Figure 5: Impact of constrained decoding—eliminates geometric and topological inconsistencies compared to unconstrained generation.
User studies reinforce the functional and natural quality of generated floorplans; the method achieves a winning rate of 51% versus 24% and 32% for HouseGAN++ and HouseDiffusion, respectively.

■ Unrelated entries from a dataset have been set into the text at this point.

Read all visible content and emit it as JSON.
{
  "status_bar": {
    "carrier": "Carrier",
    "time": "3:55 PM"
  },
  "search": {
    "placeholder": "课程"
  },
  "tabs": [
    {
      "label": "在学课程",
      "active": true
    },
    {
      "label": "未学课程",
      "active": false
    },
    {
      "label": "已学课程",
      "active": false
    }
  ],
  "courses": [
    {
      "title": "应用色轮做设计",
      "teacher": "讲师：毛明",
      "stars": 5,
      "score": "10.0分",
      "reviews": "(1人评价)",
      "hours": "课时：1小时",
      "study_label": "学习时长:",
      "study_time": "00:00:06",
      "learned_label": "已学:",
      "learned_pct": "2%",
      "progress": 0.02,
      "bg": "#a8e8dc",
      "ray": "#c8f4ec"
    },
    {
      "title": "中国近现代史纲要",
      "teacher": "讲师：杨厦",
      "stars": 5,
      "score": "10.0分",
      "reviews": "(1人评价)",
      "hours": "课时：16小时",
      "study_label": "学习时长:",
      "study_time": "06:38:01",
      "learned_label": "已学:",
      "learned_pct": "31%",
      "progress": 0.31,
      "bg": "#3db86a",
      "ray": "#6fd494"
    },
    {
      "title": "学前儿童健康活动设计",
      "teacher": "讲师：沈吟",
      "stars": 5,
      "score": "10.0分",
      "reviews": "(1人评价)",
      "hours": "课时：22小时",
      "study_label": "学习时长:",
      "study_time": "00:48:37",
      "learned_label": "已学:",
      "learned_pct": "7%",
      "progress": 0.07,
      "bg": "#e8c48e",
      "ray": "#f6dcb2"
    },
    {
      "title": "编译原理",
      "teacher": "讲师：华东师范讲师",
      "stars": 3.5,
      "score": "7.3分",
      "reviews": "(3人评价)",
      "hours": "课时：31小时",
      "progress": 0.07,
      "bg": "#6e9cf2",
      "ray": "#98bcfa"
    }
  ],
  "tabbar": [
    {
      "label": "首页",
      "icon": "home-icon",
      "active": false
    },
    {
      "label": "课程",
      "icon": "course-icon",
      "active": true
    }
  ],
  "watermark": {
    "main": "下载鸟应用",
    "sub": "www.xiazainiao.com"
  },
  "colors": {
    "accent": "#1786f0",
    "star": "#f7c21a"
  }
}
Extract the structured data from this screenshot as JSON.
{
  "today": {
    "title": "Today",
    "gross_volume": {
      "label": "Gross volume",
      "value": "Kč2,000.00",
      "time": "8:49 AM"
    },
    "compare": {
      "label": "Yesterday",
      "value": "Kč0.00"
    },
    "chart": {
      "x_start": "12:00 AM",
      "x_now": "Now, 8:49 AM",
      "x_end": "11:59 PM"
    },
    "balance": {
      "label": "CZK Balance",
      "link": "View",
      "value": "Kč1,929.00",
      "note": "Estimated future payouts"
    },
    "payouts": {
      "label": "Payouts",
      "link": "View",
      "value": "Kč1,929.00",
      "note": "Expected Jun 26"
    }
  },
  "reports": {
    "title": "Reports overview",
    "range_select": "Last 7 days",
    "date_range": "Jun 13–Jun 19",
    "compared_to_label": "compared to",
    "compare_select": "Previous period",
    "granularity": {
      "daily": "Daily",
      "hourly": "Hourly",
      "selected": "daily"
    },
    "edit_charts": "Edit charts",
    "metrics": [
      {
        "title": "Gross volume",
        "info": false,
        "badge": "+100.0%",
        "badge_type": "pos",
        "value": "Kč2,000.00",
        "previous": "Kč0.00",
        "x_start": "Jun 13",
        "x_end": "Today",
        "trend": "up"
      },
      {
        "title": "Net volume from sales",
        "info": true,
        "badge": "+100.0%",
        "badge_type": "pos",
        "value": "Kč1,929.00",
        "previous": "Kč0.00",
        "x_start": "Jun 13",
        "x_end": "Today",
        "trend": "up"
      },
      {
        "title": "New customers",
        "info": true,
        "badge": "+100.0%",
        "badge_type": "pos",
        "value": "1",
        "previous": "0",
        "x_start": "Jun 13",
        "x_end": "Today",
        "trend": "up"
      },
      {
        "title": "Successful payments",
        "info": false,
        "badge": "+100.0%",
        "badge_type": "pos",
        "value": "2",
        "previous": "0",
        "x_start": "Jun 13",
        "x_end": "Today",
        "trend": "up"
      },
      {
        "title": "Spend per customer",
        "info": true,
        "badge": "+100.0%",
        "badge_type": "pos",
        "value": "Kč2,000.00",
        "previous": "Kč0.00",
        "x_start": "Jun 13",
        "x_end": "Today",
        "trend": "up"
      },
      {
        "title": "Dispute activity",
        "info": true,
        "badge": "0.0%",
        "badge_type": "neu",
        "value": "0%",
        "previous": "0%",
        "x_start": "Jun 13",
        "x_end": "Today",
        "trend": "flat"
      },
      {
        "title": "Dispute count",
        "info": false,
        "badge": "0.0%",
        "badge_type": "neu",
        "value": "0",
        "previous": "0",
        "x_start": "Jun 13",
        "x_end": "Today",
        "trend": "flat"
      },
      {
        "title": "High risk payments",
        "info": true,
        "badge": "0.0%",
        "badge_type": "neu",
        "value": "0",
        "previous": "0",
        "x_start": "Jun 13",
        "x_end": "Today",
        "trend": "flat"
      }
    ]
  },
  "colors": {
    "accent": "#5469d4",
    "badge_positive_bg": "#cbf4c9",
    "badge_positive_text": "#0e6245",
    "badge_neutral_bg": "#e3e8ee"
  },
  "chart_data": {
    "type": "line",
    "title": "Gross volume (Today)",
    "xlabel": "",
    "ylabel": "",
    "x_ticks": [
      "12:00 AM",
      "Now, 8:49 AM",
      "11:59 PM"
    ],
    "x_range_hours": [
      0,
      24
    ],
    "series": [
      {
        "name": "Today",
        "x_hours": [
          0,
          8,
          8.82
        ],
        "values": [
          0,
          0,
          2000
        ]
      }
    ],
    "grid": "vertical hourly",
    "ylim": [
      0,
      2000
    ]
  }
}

Limitations and Future Directions
Despite advances, there are clear limitations:
- Current scope is restricted to single-story floorplans; extension to multi-story layouts requires additional vertical hierarchy tagging (e.g.,
<story>)
- FML integration with LLMs for natural language-driven generation is a promising avenue for enhanced accessibility and flexibility
Practical and Theoretical Implications
FML and its transformer-based generative model establish a scalable, unified framework for vector floorplan generation, eliminating task fragmentation and enabling interactive, controllable, and structurally valid synthesis. Practically, this advances automated, accessible architectural design, supporting rapid iteration and editing. Theoretically, FML’s strict markup grammar demonstrates the efficacy of symbolic-structural sequence representation in geometric synthesis tasks and suggests broader applicability to other domain-specific generative problems.
Conclusion
The introduction of Floorplan Markup Language and its autoregressive transformer-based generator rigorously unifies vector floorplan synthesis across a wide array of conditional tasks. Empirical evaluation demonstrates superior fidelity, diversity, and generalization relative to prior task-specific approaches. The approach’s extensibility points towards integration with LLMs and multi-story designs, offering both practical value for architectural applications and theoretical insight into structured sequence modeling for spatial domain generation.